What role does Mr. Sappleton play in "The Open Window"?
Mr. Sappleton plays a very small role in "The Open Window." He is mainly one of the imaginary "ghosts" who appear heading for the open French window towards the end of the story and frighten Framton Nuttel so badly that the poor man goes running out of the house and down the country road. In plotting his story, Saki must have decided that he wanted to get all the men out of the way so that he would only have to deal with three characters: Framton, Vera, and Mrs. Sappleton. However, the author had to show the presence of the entire family, so he conceived the idea of having the three men all out hunting, and this gave him the idea of having Vera use them for her ghost story. She describes them in some detail to Framton, including the following.
Poor dear aunt, she has often told me how they went out, her husband with his white waterproof coat over his arm, and Ronnie, her youngest brother, singing 'Bertie, why do you bound?' as he always did to tease her, because she said it got on her nerves.
The white waterproof coat will serve to identify Mr. Sappleton. No doubt he is the member of the family to whom Framton's sister's letter of introduction was addressed. His only dialogue is the following.
"Here we are, my dear," said the bearer of the white mackintosh, coming in through the window, "fairly muddy, but most of it's dry. Who was that who bolted out as we came up?"
Mr. Sappleton's role is to frighten poor Framton as well as to serve as a spokesman for the other two hunters. His dialogue establishes beyond a doubt that he is not a ghost but just an ordinary country squire who has been out hunting. Vera has done such a good job of creating her story and acting horrified when the three men appear in the gathering dusk that the reader needs to be informed of the true facts.

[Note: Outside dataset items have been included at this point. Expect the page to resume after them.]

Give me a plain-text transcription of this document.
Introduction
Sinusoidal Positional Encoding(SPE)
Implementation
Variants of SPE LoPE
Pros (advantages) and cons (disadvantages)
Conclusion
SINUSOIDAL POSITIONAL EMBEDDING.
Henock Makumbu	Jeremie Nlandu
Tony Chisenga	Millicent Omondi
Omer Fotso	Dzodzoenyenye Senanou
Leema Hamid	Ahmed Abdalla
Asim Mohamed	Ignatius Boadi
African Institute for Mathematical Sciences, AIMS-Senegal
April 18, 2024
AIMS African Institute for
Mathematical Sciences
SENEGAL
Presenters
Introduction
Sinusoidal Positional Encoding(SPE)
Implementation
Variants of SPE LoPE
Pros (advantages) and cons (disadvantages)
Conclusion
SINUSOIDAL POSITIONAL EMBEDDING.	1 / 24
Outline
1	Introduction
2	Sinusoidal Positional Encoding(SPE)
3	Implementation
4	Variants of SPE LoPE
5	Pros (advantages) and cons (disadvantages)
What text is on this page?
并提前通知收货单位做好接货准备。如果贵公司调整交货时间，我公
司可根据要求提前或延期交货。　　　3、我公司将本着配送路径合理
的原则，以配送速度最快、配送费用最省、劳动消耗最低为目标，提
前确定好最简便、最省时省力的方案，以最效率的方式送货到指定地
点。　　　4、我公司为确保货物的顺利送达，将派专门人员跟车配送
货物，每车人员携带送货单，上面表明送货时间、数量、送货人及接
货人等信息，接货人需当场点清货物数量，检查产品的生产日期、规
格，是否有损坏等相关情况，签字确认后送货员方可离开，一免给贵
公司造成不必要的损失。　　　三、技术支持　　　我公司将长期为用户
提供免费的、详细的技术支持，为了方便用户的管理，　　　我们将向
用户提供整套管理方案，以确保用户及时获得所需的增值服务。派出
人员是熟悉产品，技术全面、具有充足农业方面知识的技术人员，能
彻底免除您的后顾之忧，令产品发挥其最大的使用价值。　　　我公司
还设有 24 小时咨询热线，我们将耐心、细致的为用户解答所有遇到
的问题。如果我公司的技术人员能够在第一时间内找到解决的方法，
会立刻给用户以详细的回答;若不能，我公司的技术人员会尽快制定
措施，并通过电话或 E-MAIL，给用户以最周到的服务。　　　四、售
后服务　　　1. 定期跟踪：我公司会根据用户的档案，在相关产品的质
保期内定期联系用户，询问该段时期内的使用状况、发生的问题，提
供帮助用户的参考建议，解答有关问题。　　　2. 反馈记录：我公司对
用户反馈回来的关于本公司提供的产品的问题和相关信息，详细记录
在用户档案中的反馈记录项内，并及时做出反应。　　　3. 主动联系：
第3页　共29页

The men were never sucked into any bog. Vera just made up a story as a practical joke, and then she enhanced its effect by playing a role in her own little drama. Mrs. Sappleton cries:
"Here they are at last. Just in time for tea, and don't they look as if they were muddy up to the eyes!"
Framton turns toward Vera to give her a look of sympathetic understanding, but:
The child was staring out through the open window with a dazed horror in her eyes.
This goggle-eyed look further serves to identify the three men as the ones who were supposedly killed by being sucked into a bog. Mrs. Sappleton's description of her husband and two brothers as looking "as if they were muddy up to the eyes" is important to the deception because their muddy condition, along with her husband's statement that they are all "fairly muddy," suggest they could look is if they had just managed somehow to pull themselves out of that bog after being entombed in it for three years.